In life it seems we’ve two choices — live life knowing we will eventually run out of time or to simply run out the clock.

I don’t know about you, but I prefer to live in the former category.

We can look around at high-profile people and see the very same. There is no doubt Apple founder Steve Jobs ran out of time to see all of his visions become reality. The same could also be said for Dr. Martin Luther King Jr. or Mother Teresa.

To them, each day was a gift for them to use to change or improve the lives of those around them. And if given one extra day there is no doubt they would have used it in very much the same way as those before.

Even in our own lives, we all know those who might fit the very same description. My mind quickly goes to our family preacher in my hometown who was taken by cancer in midlife, leaving behind a wife and children.

To this day, he remains one of the most powerful and influential people in my life. If ever there was a man who walked the walk, it was this man. I even remember him running races to raise money for cancer research well after he could see his personal finish line on the horizon.

Based on an average lifespan of 75 years, we all can generally count on something north of 27,000 sunrises to make a difference in the world and those around us. There are no coupons, no overtime sessions, and no amount of money will reasonably extend your life significantly beyond this window.

In the literal end, the currency of life is defined by the time we have and how we choose to use it.

Recently, I heard a saying that “you die twice in life — once when your heart stops and then again the last time someone says your name.”

I thought about these words and what they really meant. This is not about one playing in a rock and roll band or earning an Academy Award for a role in a movie. Rather these words reflect on who you are and the positive impact you choose to make on the world around you.

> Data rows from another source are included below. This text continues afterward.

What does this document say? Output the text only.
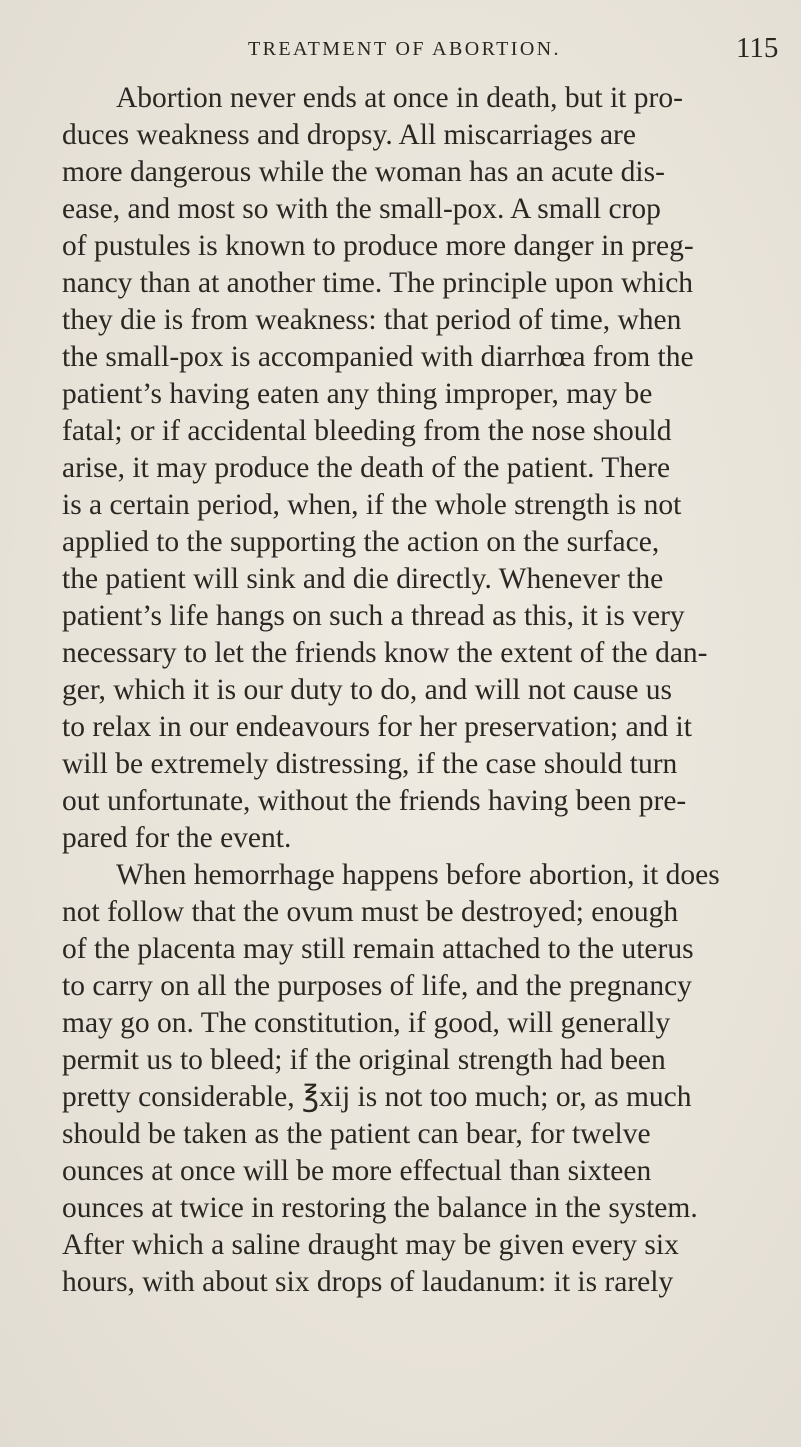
TREATMENT OF ABORTION.	115
Abortion never ends at once in death, but it pro-
duces weakness and dropsy. All miscarriages are
more dangerous while the woman has an acute dis-
ease, and most so with the small-pox. A small crop
of pustules is known to produce more danger in preg-
nancy than at another time. The principle upon which
they die is from weakness: that period of time, when
the small-pox is accompanied with diarrhœa from the
patient’s having eaten any thing improper, may be
fatal; or if accidental bleeding from the nose should
arise, it may produce the death of the patient. There
is a certain period, when, if the whole strength is not
applied to the supporting the action on the surface,
the patient will sink and die directly. Whenever the
patient’s life hangs on such a thread as this, it is very
necessary to let the friends know the extent of the dan-
ger, which it is our duty to do, and will not cause us
to relax in our endeavours for her preservation; and it
will be extremely distressing, if the case should turn
out unfortunate, without the friends having been pre-
pared for the event.
When hemorrhage happens before abortion, it does
not follow that the ovum must be destroyed; enough
of the placenta may still remain attached to the uterus
to carry on all the purposes of life, and the pregnancy
may go on. The constitution, if good, will generally
permit us to bleed; if the original strength had been
pretty considerable, ℥xij is not too much; or, as much
should be taken as the patient can bear, for twelve
ounces at once will be more effectual than sixteen
ounces at twice in restoring the balance in the system.
After which a saline draught may be given every six
hours, with about six drops of laudanum: it is rarely
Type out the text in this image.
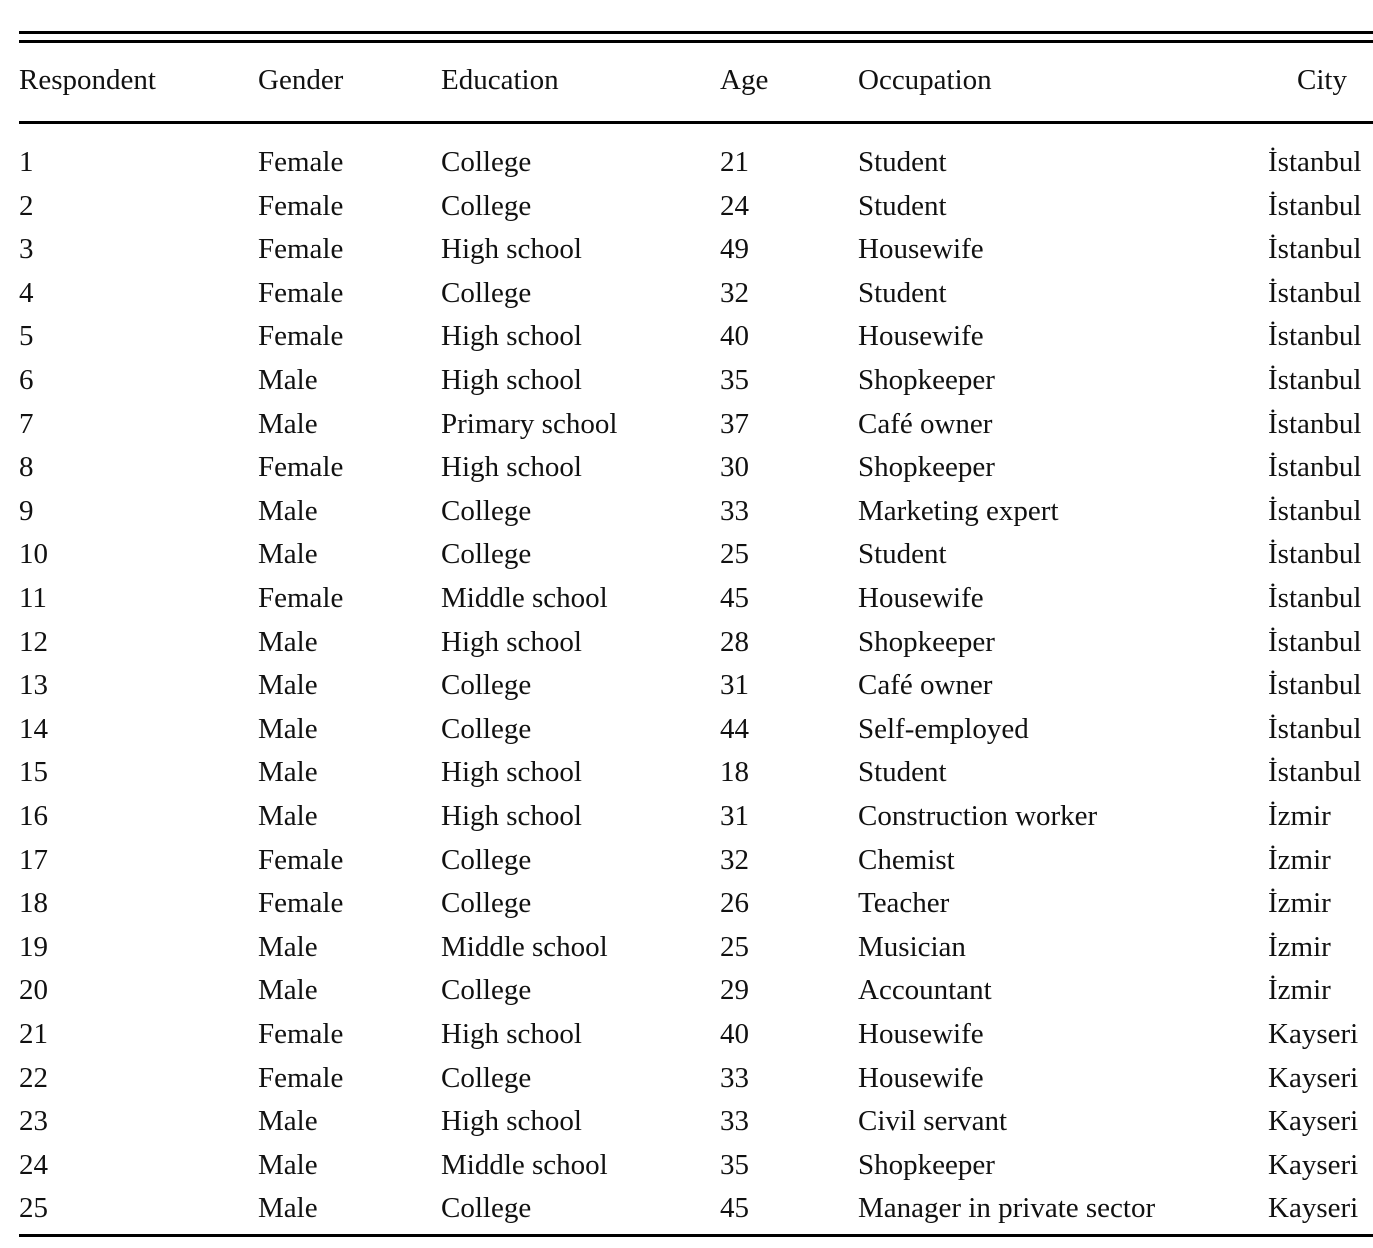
Respondent	Gender	Education	Age	Occupation	City
1	Female	College	21	Student	İstanbul
2	Female	College	24	Student	İstanbul
3	Female	High school	49	Housewife	İstanbul
4	Female	College	32	Student	İstanbul
5	Female	High school	40	Housewife	İstanbul
6	Male	High school	35	Shopkeeper	İstanbul
7	Male	Primary school	37	Café owner	İstanbul
8	Female	High school	30	Shopkeeper	İstanbul
9	Male	College	33	Marketing expert	İstanbul
10	Male	College	25	Student	İstanbul
11	Female	Middle school	45	Housewife	İstanbul
12	Male	High school	28	Shopkeeper	İstanbul
13	Male	College	31	Café owner	İstanbul
14	Male	College	44	Self-employed	İstanbul
15	Male	High school	18	Student	İstanbul
16	Male	High school	31	Construction worker	İzmir
17	Female	College	32	Chemist	İzmir
18	Female	College	26	Teacher	İzmir
19	Male	Middle school	25	Musician	İzmir
20	Male	College	29	Accountant	İzmir
21	Female	High school	40	Housewife	Kayseri
22	Female	College	33	Housewife	Kayseri
23	Male	High school	33	Civil servant	Kayseri
24	Male	Middle school	35	Shopkeeper	Kayseri
25	Male	College	45	Manager in private sector	Kayseri
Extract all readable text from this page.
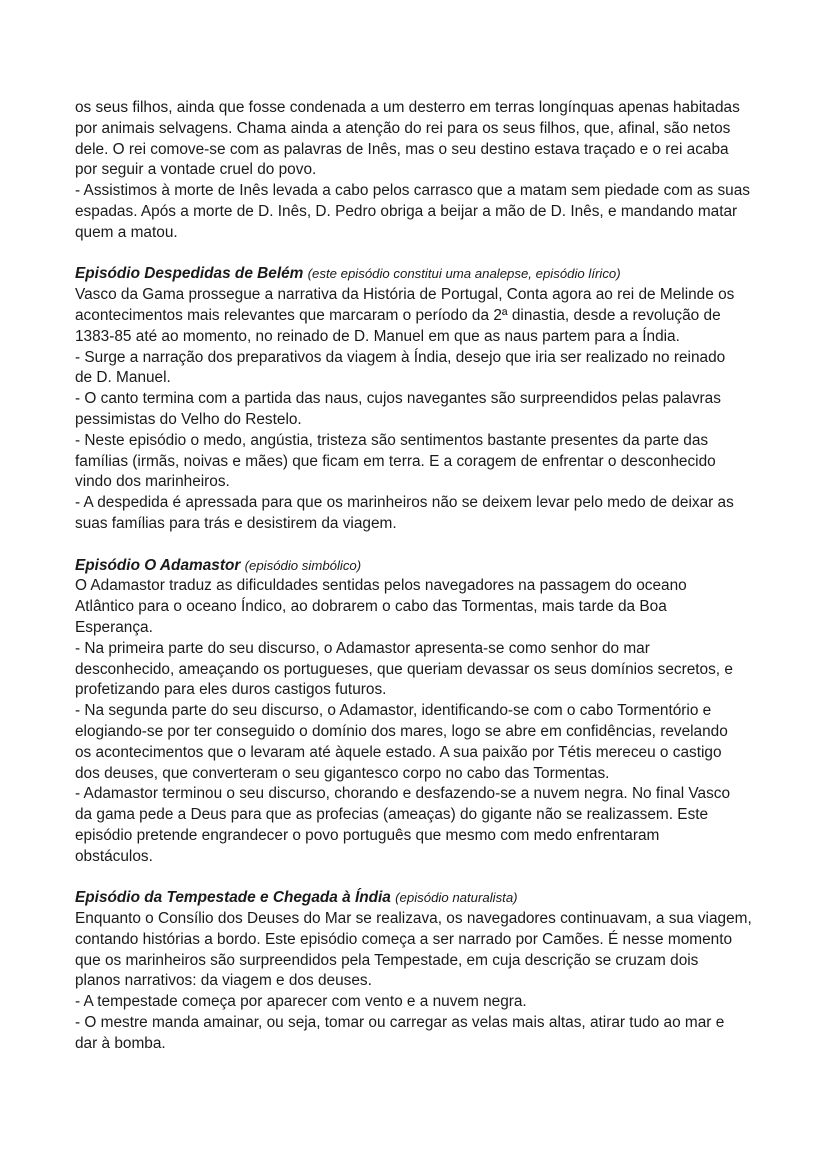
os seus filhos, ainda que fosse condenada a um desterro em terras longínquas apenas habitadas
por animais selvagens. Chama ainda a atenção do rei para os seus filhos, que, afinal, são netos
dele. O rei comove-se com as palavras de Inês, mas o seu destino estava traçado e o rei acaba
por seguir a vontade cruel do povo.
- Assistimos à morte de Inês levada a cabo pelos carrasco que a matam sem piedade com as suas
espadas. Após a morte de D. Inês, D. Pedro obriga a beijar a mão de D. Inês, e mandando matar
quem a matou.
Episódio Despedidas de Belém (este episódio constitui uma analepse, episódio lírico)
Vasco da Gama prossegue a narrativa da História de Portugal, Conta agora ao rei de Melinde os
acontecimentos mais relevantes que marcaram o período da 2ª dinastia, desde a revolução de
1383-85 até ao momento, no reinado de D. Manuel em que as naus partem para a Índia.
- Surge a narração dos preparativos da viagem à Índia, desejo que iria ser realizado no reinado
de D. Manuel.
- O canto termina com a partida das naus, cujos navegantes são surpreendidos pelas palavras
pessimistas do Velho do Restelo.
- Neste episódio o medo, angústia, tristeza são sentimentos bastante presentes da parte das
famílias (irmãs, noivas e mães) que ficam em terra. E a coragem de enfrentar o desconhecido
vindo dos marinheiros.
- A despedida é apressada para que os marinheiros não se deixem levar pelo medo de deixar as
suas famílias para trás e desistirem da viagem.
Episódio O Adamastor (episódio simbólico)
O Adamastor traduz as dificuldades sentidas pelos navegadores na passagem do oceano
Atlântico para o oceano Índico, ao dobrarem o cabo das Tormentas, mais tarde da Boa
Esperança.
- Na primeira parte do seu discurso, o Adamastor apresenta-se como senhor do mar
desconhecido, ameaçando os portugueses, que queriam devassar os seus domínios secretos, e
profetizando para eles duros castigos futuros.
- Na segunda parte do seu discurso, o Adamastor, identificando-se com o cabo Tormentório e
elogiando-se por ter conseguido o domínio dos mares, logo se abre em confidências, revelando
os acontecimentos que o levaram até àquele estado. A sua paixão por Tétis mereceu o castigo
dos deuses, que converteram o seu gigantesco corpo no cabo das Tormentas.
- Adamastor terminou o seu discurso, chorando e desfazendo-se a nuvem negra. No final Vasco
da gama pede a Deus para que as profecias (ameaças) do gigante não se realizassem. Este
episódio pretende engrandecer o povo português que mesmo com medo enfrentaram
obstáculos.
Episódio da Tempestade e Chegada à Índia (episódio naturalista)
Enquanto o Consílio dos Deuses do Mar se realizava, os navegadores continuavam, a sua viagem,
contando histórias a bordo. Este episódio começa a ser narrado por Camões. É nesse momento
que os marinheiros são surpreendidos pela Tempestade, em cuja descrição se cruzam dois
planos narrativos: da viagem e dos deuses.
- A tempestade começa por aparecer com vento e a nuvem negra.
- O mestre manda amainar, ou seja, tomar ou carregar as velas mais altas, atirar tudo ao mar e
dar à bomba.
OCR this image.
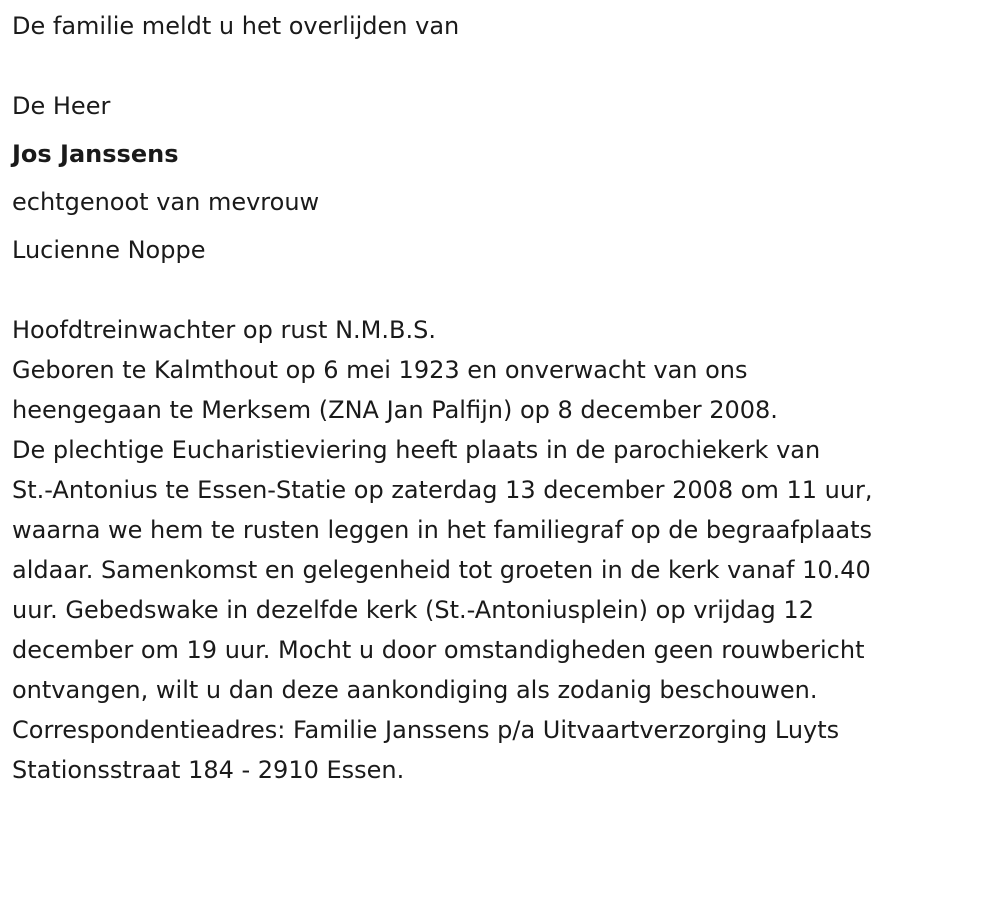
De familie meldt u het overlijden van

De Heer

Jos Janssens

echtgenoot van mevrouw

Lucienne Noppe

Hoofdtreinwachter op rust N.M.B.S.

Geboren te Kalmthout op 6 mei 1923 en onverwacht van ons
heengegaan te Merksem (ZNA Jan Palfijn) op 8 december 2008.
De plechtige Eucharistieviering heeft plaats in de parochiekerk van
St.-Antonius te Essen-Statie op zaterdag 13 december 2008 om 11 uur,
waarna we hem te rusten leggen in het familiegraf op de begraafplaats
aldaar. Samenkomst en gelegenheid tot groeten in de kerk vanaf 10.40
uur. Gebedswake in dezelfde kerk (St.-Antoniusplein) op vrijdag 12
december om 19 uur. Mocht u door omstandigheden geen rouwbericht
ontvangen, wilt u dan deze aankondiging als zodanig beschouwen.
Correspondentieadres: Familie Janssens p/a Uitvaartverzorging Luyts
Stationsstraat 184 - 2910 Essen.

Are you there for others? Do you make an effort at every opportunity to help others in need? Are you true to your dreams, potential and aspirations?

Or, as in the case of others, are you content to simply sit on the sidelines as the minutes meaninglessly tick by — thus running out the clock?

There is no age limit on living life with a purpose — whether you are 10 or 70 — the days all count the same in the end.

I am far from perfect and have undoubtedly gone through stretches of life not fully appreciating the true value of each day — and for that, I am sure I am not alone. But fortunately, for me, I now understand each day is an active choice for me to make.

And in the end, if each of us makes enough decisions along the way to help make the world a better place, then I’m sure we will have made the differences God placed us here to accomplish in the first place.